In contemporary textbooks the following definition can be found: «Shock is acute pathologic process due to development of extrapowerful stimuli and characterized by disturbances in CNS function, metabolism and microcirculatory system autoregulation resulting in destructive changes in the organs and tissues».

According to etiology and pathogenesis shock is classified as:

1. Hypovolemic (blood loss, trauma, peritonitis, cholera).

2. Cardiogenic (caused by the reduction in cardiac output in myocardial infarction, vascular insufficiency).

3. Bacterial (caused by endotoxins).

4. Anaphylactic (immediate reaction of hypersensitivity).

5. Neurogenic (in intoxication with hypnotic preparations, ganglioblockers, narcotics).

6. Shock developing as a result of obstruction to the blood flow (pulmonary thromboembolism).

7. Shock developing in hormonal insufficiency (thyrotoxic shock, myxedema, adrenal insufficiency).

Shock morphology

Three main pathological processes are observed in shock: DIC (disseminated intravascular coagulation) syndrome, hemorrhagic diathesis, liquid cadaver blood.

Microscopically it is characterized by generalized spasms of the vessels, microthrombosis, signs of increased vascular permeability in microcirculatory system, hemorrhages, degenerations, necroses connected with hypoxia and damaging effect of endotoxins.

Some examples of changes in the different organs in shock are:

• shock kidney, degeneration and necrosis in proximal canals with development of necrotic nephrosis (or symmetrical cortical necroses are possible) which results in acute renal insufficiency,

• shock liver, glycogen amount in the hepatocytes decreases, hydropic degeneration and centrolobular necroses resulting in acute hepatic insufficiency develop.
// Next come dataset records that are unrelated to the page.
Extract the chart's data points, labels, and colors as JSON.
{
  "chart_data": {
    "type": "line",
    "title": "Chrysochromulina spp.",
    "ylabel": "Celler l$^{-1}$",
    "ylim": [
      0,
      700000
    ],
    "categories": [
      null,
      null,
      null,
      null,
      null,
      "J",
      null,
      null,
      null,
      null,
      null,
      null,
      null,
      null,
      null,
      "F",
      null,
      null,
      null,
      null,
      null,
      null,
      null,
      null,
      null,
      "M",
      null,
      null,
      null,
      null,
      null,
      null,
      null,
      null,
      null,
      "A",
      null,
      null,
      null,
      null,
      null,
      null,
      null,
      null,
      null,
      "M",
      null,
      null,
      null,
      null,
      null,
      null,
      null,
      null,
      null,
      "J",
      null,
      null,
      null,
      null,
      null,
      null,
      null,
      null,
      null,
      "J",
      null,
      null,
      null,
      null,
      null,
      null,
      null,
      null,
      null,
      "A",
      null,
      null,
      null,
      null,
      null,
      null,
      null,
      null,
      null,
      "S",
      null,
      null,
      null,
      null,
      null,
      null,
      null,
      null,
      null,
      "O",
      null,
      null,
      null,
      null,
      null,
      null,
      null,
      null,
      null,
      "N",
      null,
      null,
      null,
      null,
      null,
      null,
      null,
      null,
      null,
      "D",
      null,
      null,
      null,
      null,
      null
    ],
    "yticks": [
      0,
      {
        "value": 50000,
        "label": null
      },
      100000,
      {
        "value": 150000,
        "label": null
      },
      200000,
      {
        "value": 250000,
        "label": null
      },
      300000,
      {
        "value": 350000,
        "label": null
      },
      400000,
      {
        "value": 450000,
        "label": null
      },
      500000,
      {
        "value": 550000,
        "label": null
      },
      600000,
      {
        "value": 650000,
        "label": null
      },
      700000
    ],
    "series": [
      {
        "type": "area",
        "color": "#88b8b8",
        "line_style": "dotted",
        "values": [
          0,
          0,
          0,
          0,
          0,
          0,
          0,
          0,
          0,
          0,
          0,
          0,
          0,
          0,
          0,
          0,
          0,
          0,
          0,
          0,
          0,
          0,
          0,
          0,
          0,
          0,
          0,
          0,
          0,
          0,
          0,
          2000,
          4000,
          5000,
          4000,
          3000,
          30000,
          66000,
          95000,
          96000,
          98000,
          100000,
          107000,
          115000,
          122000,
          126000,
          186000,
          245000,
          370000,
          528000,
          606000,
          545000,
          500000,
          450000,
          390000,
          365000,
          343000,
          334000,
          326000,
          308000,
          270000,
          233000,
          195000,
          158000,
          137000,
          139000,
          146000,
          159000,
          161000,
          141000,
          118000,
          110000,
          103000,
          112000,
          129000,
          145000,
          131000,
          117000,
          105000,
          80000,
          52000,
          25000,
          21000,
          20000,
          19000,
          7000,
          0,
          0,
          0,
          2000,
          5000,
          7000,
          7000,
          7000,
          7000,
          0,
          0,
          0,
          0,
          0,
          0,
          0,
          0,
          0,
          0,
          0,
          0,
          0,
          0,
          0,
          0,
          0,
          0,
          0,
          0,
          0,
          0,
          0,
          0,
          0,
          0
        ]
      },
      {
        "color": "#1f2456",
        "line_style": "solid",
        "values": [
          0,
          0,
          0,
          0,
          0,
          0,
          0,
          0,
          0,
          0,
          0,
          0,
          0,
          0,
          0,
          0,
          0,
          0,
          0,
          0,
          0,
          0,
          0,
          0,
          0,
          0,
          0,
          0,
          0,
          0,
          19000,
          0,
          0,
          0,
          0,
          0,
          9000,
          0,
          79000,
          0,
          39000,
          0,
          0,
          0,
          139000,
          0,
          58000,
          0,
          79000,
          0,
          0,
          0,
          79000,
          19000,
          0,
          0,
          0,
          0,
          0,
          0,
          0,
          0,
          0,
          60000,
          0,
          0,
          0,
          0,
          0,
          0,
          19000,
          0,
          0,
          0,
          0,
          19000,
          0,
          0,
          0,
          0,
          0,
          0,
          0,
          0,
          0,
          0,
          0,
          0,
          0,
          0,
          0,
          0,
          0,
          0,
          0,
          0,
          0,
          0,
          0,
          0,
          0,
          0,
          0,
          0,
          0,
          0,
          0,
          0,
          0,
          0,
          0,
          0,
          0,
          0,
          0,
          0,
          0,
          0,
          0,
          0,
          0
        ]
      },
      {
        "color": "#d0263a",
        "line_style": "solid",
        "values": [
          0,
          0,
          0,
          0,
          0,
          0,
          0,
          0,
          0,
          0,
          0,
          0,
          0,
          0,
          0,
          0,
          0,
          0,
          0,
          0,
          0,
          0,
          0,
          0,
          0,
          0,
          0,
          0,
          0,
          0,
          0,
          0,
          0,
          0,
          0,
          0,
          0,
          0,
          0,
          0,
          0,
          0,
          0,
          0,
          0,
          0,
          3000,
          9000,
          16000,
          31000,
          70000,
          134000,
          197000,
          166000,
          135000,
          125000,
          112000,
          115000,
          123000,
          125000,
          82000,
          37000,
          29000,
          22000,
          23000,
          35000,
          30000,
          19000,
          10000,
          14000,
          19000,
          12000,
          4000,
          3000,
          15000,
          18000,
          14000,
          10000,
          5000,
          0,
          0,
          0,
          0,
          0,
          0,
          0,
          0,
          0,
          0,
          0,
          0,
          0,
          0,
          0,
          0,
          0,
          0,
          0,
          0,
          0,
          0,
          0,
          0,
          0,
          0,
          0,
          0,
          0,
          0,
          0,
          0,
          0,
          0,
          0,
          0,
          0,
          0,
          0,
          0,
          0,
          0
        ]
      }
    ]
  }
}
Combination of renal and hepatic insufficiency is called hepatorenal syndrome,

• shock lung, atelectasis foci, serous-hemor-rhagic edema, stases and thromboses in the microcirculatory bed resulting in acute respiratory insufficiency,

• shock heart, degeneration and necrosis in cardiomyocytes, reduction in glycogen amount, fat degeneration, necrosis foci.

Similar changes occur in gastrointestinal tract, nervous, endocrine systems, immune organs.

Shock morphology depends not only on the cause of the shock but also on its stage. At the early stage, disturbances of hemodynamics and DIC (disseminated intravascular coagulation) syndrome are noted. At the last stages degenerative and necrotic process occur.

Intensive transfusion therapy of shock masks clinico-morphological picture. But the constant features are liquid cadaver blood irrespective of the compo-sition of transfused fluids. Blood clots in the cardiac cavities and vessels are characteristic for terminal states of nonshock origin. So blood composition is a criterion for differential diagnosis.